Along with pretentiousness, it is important to recognize the privilege we have been afforded in feeling welcome in this space. Most importantly, we must recognize who the groups excluded from the culture are. The answer has become easy to see in my time serving patrons at the pub. Pub regulars are white, affluent, cisgender, and are accompanied by those who look and speak just like them. With that in mind, I think it is important to extend an invitation to those friends of ours who don’t look or live like we do. I’ve overheard some of the most insightful conversations over pints between friends in the pub, but that insight and that community can only do so much when ideas are only being exchanged and validated by people who share the same life experiences as we do.

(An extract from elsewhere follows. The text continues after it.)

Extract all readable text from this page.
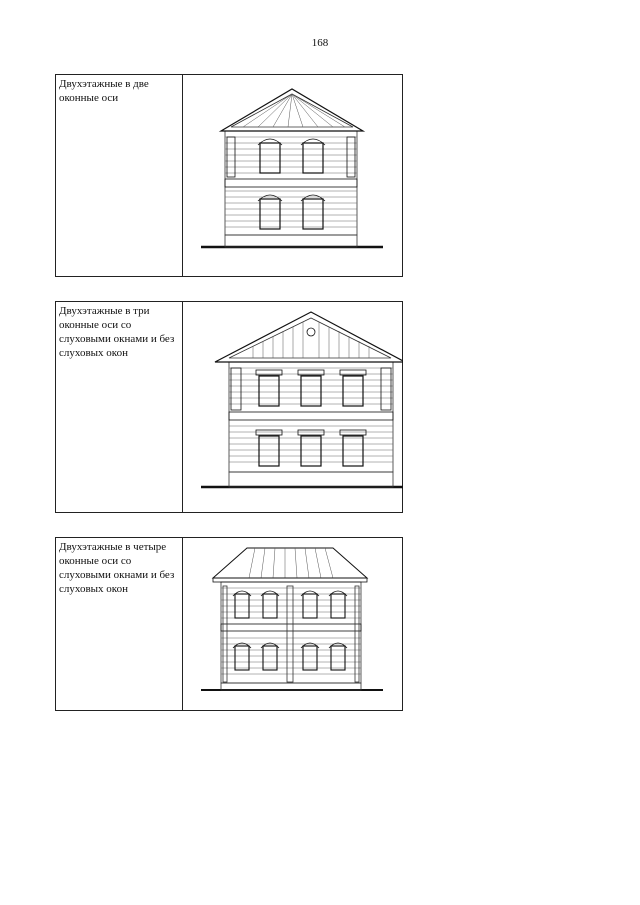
168
Двухэтажные в две оконные оси
Двухэтажные в три оконные оси со слуховыми окнами и без слуховых окон
Двухэтажные в четыре оконные оси со слуховыми окнами и без слуховых окон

By doing this we use our privilege as a tool to welcome others instead of forming barriers to keep ourselves surrounded by people who share the same privileges.

The pub has become a place where we can seek and give support, we seek and give friendship, and we can engage in vulnerability. It only makes sense that our response is to be protective of it. We should be. My call to action is to realize how supportive this culture has been to us, and how we can extend an invitation to those who need that support. We have access, which means we have a responsibility. With that I ask, that we make a greater effort to recognize when we are being exclusive, recognize that privilege, and replace that notion with one where we invite and empower discovery in others. With new perspectives, we make the craft more inclusive, the conversations more inviting, and the homespace safer. We must make the effort to use our privilege to make others feel safe and make sure their voices are heard in the industry. This is how we grow.